Thursday, March 19, 2020

Learning to live with wolves

I am standing on the deck, drinking coffee and surveying the domain.

Down at the lake one of the young folks is on the family-built rink, stick-handling a tennis ball while the three family dogs chase it.

Farther out on the lake, about 200 yards beyond the rink, a four-legged animal comes into view. It isn’t one of our dogs.

I fetch binoculars and focus on the animal, trotting calmly, tail almost straight out, pointed ears erect. It is a charcoal black wolf.

It stops and stares intently at the dogs on the rink. Then it turns its gaze to the two-legged guy with the hockey stick and breaks into a trot towards the woods farther down the shore.

It is exciting to see a wolf in the wild and the sightings seem to becoming more common.

Some years back two grandkids playing in the snow watched two wolves pull down a deer on the ice-covered lake in front of our cottage. It was a savage scene but a valuable lesson about life and nature.

Last year, on a trail behind the cottage, I came face to face with a wolf. Normally it would have been well aware of my presence and stayed hidden but it was preoccupied chasing a snowshoe hare.

It ran right into my path, skidding to a stop in the snow and giving me a look of complete shock before bolting into a dense cedar patch.

It was amazing to be that close to a wolf and brought on a flood of memories about the controversy over whether wolves will kill and eat humans.

The patriarch of the newspaper where I got my first journalism job made a career promoting the theory that wolves will not eat people.

James. W. Curran was publisher of the Sault Ste. Marie Daily Star early in the 20th century and promoted the surrounding Algoma District through his defence of wolves. The newspaper’s logo was a howling wolf and J.W. wrote two books about them, the most famous titled Wolves Don’t Bite.

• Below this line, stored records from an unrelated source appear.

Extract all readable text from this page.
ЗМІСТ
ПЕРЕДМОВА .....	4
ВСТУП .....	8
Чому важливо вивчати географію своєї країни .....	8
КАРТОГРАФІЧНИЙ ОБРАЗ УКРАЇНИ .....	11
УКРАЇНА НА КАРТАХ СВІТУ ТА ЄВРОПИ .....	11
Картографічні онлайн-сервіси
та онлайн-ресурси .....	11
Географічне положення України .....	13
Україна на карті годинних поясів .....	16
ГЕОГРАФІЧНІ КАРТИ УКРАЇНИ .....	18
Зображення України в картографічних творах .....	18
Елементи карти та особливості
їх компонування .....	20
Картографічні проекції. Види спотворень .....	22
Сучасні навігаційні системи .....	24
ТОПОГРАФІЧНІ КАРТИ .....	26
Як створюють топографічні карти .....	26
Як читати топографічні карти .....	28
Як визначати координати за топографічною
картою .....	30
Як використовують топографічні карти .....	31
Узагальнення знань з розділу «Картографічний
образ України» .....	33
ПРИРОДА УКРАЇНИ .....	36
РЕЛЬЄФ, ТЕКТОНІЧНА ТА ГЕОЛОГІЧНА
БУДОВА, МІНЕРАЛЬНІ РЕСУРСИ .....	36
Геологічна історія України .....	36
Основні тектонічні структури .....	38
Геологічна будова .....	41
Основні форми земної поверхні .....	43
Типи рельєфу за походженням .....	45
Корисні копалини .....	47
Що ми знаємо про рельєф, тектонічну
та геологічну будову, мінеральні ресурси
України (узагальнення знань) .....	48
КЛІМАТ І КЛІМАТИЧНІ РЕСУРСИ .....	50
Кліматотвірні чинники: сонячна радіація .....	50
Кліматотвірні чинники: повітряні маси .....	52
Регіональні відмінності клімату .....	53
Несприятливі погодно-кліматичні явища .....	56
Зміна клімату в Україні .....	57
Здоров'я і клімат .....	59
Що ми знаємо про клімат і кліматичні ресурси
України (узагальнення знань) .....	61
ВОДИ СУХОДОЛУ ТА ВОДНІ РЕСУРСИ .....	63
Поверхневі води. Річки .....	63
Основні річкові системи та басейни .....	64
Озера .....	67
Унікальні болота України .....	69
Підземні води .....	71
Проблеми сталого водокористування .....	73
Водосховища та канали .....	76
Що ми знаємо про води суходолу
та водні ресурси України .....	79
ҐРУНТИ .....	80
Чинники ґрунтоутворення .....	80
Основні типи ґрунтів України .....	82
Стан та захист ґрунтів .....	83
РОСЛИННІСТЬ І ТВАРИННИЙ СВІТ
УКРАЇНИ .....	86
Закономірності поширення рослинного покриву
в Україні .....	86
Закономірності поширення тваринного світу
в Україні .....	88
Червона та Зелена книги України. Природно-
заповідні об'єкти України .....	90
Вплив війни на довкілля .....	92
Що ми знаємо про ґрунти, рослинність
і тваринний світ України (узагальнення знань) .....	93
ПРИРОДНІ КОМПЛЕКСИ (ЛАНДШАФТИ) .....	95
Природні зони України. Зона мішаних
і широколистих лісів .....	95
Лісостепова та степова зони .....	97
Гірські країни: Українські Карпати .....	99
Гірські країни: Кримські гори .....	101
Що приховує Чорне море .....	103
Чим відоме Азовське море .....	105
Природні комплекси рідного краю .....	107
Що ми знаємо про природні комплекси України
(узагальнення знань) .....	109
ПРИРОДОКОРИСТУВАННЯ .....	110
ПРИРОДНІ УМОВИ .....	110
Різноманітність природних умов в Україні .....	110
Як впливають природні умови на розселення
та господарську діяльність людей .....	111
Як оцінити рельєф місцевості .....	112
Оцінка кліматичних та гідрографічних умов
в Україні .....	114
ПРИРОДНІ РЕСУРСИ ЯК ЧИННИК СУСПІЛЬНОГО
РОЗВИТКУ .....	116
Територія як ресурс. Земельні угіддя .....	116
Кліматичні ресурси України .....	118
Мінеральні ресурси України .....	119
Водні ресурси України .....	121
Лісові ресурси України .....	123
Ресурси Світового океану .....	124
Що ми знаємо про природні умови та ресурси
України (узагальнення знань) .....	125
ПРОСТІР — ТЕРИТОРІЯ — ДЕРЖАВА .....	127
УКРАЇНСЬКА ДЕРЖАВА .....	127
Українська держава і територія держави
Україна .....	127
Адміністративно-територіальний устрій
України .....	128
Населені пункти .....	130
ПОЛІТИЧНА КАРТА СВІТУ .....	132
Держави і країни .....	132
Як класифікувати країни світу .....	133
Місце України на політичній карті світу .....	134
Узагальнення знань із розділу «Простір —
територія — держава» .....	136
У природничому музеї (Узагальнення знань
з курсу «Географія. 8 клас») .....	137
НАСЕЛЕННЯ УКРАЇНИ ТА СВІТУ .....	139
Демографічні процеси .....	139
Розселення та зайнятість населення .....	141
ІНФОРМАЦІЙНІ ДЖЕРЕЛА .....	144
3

J.W. offered a cash award to anyone who could prove he was “et by a wolf.” It was a publicity promotion and of course no one ever claimed the reward.

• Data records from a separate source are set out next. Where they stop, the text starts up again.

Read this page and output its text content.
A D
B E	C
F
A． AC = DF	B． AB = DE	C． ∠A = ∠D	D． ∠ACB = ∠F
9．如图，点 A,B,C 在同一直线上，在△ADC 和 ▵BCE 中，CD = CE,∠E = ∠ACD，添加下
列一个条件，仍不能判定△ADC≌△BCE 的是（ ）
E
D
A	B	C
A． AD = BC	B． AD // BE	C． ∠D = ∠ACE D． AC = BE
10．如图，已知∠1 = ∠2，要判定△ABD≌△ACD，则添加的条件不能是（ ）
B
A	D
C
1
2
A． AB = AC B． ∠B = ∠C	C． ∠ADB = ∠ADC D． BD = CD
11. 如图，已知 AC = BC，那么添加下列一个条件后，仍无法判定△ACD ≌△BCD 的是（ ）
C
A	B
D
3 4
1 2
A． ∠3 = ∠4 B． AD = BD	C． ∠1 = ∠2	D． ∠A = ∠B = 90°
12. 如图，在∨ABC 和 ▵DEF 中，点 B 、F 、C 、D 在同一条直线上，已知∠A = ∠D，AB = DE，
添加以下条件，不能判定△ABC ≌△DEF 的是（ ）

Sadly, there is evidence that wolves, given a safe opportunity and the right circumstances, will kill and eat a human.

A most recent Canadian case is documented in a newly-released book titled Cry Wolf: Inquest into the True Nature of a Predator by author Harold R. Johnson.


In November 2005, Kenton Carnegie, a geological engineering student from the University of Waterloo went for a walk at a mining camp in northern Saskatchewan.  He never returned because he was attacked and killed by wolves.

Wolf attacks are so rare and the subject so controversial that the Saskatchewan coroner’s office hired a wolf expert to investigate. The expert concluded that Kenton had been attacked and killed by a bear.

Kenton’s parents refused to accept that finding. It was November, with snow on the ground, bears presumably hibernating and wolf tracks near the body. They hired Harold Johnson, a Metis, Harvard Law graduate and retired Crown prosecutor to represent them at the coroner’s inquest.

The coroner’s jury, according to Johnson, “saw through the biased report” by the wolf expert and hearing expert evidence gathered by the parents and presented by Johnson, concluded that Kenton had been attacked and partially eaten by wolves.

Johnson later decided to write a book about the tragic case and it is an intriguing read.
Intriguing because Johnson included a theory raised by some Indigenous elders.

The theory is that wolves were almost eradicated in North America because humans hated them for killing wildlife like elk and caribou, and more importantly, livestock. Many places offered bounties and wolf populations crashed.

The Indigenous elder theory is that the wolves slaughtered through hateful attitudes and government bounties were older wolves, the ones that train the pups.

Now we see more wolves; wolves chasing snowmobiles, wolves coming into yards to attack dogs. Wolves that haven’t been taught fear by their elders.

Johnson writes that to survive in future, humans must save the ecosystem that includes wolves as well as humans. And, we must figure out how our two species can share the planet.